Abstract

One of the most influential international moral theologians of the twentieth century was the German Jesuit, Josef Fuchs (1912–2005). Not only did he live through the tumult of two world wars and experience the radical reorientation and renewal that occurred during the Second Vatican Council, he also witnessed firsthand the rise of globalization and the need to secure human rights on a global scale. Rooted in an appropriation of the natural law, Fuchs’s theological ethic was sustained and ordered by his acceptance of moral realism, which affirms that an objective moral order exists independently of human understanding. Perhaps this is the most consistent thread that runs throughout the entire corpus of Fuchs’s contribution to the field and practice of theological ethics. Salient though this thread is, Fuchs’s reflections on the objective moral order were not static, but dynamic and subject to profound shifts throughout his career.
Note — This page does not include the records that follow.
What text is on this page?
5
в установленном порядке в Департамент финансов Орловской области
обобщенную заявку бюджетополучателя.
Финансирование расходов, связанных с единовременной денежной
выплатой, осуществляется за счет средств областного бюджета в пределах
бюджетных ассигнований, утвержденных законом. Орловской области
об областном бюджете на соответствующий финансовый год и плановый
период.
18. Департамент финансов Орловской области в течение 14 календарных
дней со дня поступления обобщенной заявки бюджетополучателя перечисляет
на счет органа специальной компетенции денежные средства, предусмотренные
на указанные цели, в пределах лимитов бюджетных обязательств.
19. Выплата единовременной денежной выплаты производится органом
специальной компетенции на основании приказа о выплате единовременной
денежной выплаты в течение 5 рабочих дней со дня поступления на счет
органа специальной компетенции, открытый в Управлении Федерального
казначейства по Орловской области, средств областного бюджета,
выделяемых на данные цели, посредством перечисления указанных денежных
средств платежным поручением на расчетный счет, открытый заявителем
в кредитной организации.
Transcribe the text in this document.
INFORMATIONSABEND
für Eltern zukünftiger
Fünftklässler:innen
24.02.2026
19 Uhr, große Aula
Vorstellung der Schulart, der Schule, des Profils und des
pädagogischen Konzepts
This article celebrates the life and thought of Josef Fuchs with respect to his contributions to natural law theory in theological ethics. In the first section, I provide a brief introduction to Fuchs’s theological reflections on the natural law and chart its early development citing his text Natural Law: A Theological Investigation. In the second section, I use Mark Graham’s work Josef Fuchs on Natural Law as a guide for exploring the profound shift that occurred in Fuchs’s thought due to the twofold influence of his colleague, another German Jesuit theologian, Karl Rahner, and his service with the Pontifical Commission on Population, Family, and Birth. In the third section, I explore the fruits of that conversion experience made manifest in two of his later works, Christian Ethics in a Secular Arena and Moral Demands and Personal Obligations. Inspired by Fuchs’s two post-conversion works, I call for a renewal of the natural law accompanied by its elevation within contemporary theological and ethical discourse for the twin purpose of securing human rights and promoting the conditions that contribute to the overall flourishing of human beings. To advance this claim, I contend that Fuchs is an insurmountable and invaluable figure for any contemporary project of natural law renewal.